Low transaction yields are a sign that buyers are willing to pay more for less rental income. Given recent large deals in the space, healthcare real estate investment trusts that focus on medical office buildings "remain the darlings of the healthcare REIT sector, with nothing on the horizon indicating any level of slowing," SunTrust Robinson Humphrey analyst Eric Fleming wrote in an Aug. 8 note.
Equity investors took note of the expenditure — and Healthcare Realty's accompanying 7,250,000-share stock offering — and sent the company's share price down 2.31% in Aug. 9 trading. Yet in the longer term, upcoming lease expirations in more than half of the portfolio may allow the company to raise rents, gaining investor support, Mizuho Securities USA Inc. analyst Richard Anderson argued in a note.
Market participants said after the Duke deal, in May, that the transaction could prompt other owners of medical office portfolios to consider selling their own properties.
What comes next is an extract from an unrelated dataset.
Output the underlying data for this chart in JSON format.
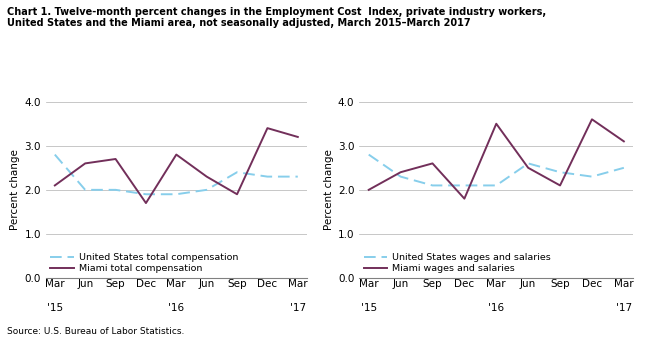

In June, Physicians Realty Trust said it would buy 18 medical office properties in eight states in a deal worth a combined $735.0 million.
Reacting to the Healthcare Realty deal in an Aug. 9 note, Morgan Stanley analyst Vikram Malhotra wondered whether there are other large portfolios in the market, and whether medical office properties have been "permanently repriced" into the sub-5% cap rate range.
Malhotra called the Atlanta portfolio a good fit with the company's existing properties, noting that 80% of its buildings are on hospital campuses and total occupancy is 96%. He noted, though, that scheduled annual rent increases in the acquired properties lag planned increases in the company's existing properties.
"How long," Malhotra wondered, "does management think it will take to move the bumps up?"
Anderson, on the other hand, cautioned against pushing rent increases too aggressively. Calling medical office buildings "a relatively low-growth asset class with visible/predictable cash flow," he added that landlords risk overreaching for rent growth to justify high asset prices — a move that could hurt their tenants' underlying businesses.
An extreme example of over-emphasis on annual rent growth has played out in the skilled nursing and seniors housing subsectors, in which many large operators have struggled to afford their annually escalating rent, to the detriment of their landlords, Anderson wrote.
While the medical office subsector looks safe from such a situation at the moment, he added, "we are watching the greed factor."